Additionally, nodal radiation and breast side were considered in our analysis. Nodal radiation was the main reason to treatment using VMAT in almost all the right and some of the left BC pts, but this variable did not significantly affect the RINV incidence. In contrast, left breast side was significantly related to RINV in our analysis, occurring in 60% of left side irradiated breast symptomatic patients. An anatomical explanation could underlie this phenomenon because the GEJCPs is on the left side in the upper abdomen. These data should be considered with caution because in 106 patients treated with VMAT, 89% had left breast irradiation due to the advantages of IMRT in left side breasts as a better dose reduction to the heart, left ventricle, and LAD than other techniques [27]. Patient factors such as age or chemotherapy could also affect the potential for RINV as reported by the IGAAR multifactorial analysis in which previous cancer chemotherapy had an unfavourable impact, but in our study, age, chemotherapy, and hormone therapy did not significantly affect symptoms [18].
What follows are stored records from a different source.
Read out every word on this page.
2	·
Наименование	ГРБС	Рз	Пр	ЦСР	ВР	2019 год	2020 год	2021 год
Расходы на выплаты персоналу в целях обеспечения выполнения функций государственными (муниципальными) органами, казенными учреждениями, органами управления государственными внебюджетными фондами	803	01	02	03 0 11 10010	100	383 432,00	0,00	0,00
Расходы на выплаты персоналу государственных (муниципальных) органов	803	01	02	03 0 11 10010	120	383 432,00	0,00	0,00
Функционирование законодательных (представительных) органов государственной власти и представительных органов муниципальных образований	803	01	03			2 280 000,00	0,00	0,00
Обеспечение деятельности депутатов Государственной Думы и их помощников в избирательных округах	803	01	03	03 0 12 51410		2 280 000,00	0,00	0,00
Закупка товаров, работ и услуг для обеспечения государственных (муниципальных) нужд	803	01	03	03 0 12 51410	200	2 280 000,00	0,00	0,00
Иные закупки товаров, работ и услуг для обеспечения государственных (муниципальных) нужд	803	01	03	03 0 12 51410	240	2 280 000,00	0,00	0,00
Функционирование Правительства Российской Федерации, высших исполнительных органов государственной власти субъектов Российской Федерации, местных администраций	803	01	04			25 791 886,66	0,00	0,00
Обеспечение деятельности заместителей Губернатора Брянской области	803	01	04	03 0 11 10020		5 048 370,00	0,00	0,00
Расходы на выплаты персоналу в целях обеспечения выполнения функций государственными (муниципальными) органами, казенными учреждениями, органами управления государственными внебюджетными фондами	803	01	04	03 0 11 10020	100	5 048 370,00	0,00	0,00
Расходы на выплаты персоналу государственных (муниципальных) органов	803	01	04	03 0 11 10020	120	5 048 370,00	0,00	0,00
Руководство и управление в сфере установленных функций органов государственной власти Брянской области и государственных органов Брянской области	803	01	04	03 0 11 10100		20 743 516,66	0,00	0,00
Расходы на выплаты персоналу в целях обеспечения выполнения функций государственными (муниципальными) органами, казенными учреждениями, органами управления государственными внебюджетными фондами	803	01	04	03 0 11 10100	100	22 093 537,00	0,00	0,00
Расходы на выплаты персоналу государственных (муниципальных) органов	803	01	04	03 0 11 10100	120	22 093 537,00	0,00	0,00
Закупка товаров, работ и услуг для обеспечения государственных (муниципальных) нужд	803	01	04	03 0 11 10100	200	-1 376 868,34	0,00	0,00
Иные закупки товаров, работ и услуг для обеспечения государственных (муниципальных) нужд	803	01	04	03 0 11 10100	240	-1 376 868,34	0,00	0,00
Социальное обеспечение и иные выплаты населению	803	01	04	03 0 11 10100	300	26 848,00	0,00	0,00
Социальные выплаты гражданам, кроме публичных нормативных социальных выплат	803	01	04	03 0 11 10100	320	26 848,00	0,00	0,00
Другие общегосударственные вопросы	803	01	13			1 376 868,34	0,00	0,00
In this retrospective study, low dose levels of Dmax and Dmean of a previously uncontoured upper abdominal structure incidentally involved in the VMAT pathway appeared as a new point of interest to explain RINV in breast cancer adjuvant RT. More information obtained by whole stomach contouring could be helpful.

Conclusion

VMAT modality has become an increasingly implemented radiation treatment technique for breast cancer, but arch beams’ paths traverse healthy structures that were not directly irradiated in previous 3D-CRT techniques, providing a new acute morbidity profile unseen before the IMRT era. It has been assumed that RINV yields a minimal emetogenic potential in 2D-3D CRT breast cancer treatment, but with VMAT, we recorded a symptomatic incidence of RINV similar to MASCC/ESMO upper abdominal irradiation guidelines. This comparison led us to focus on the low dose-related effect on uncontoured structures at risk (GEJCPs) that lie in the upper abdomen near the PTV. This study has several limitations, including the low number of patients analysed and the very limited gastric contoured volume on the CT planning abdominal slides. Nevertheless, this research describes a new toxicity profile in BC adjuvant RT with VMAT modality and could provide benchmark data for future studies. An editorial by Alongi et al. on low-dose bath with VMAT in BC defined this issue as “much ado about nothing,” but this concept should be stressed in light of new emerging toxicity profiles such as RINV in VMAT BC RT [28]. A routine monitored and constrained dose to relevant structures such as the GEJCPs or whole stomach could be useful to minimize RINV risk.

Conflict of interest statement

All authors declare no financial and personal relationships with other people or organisations that could inappropriately influence this work.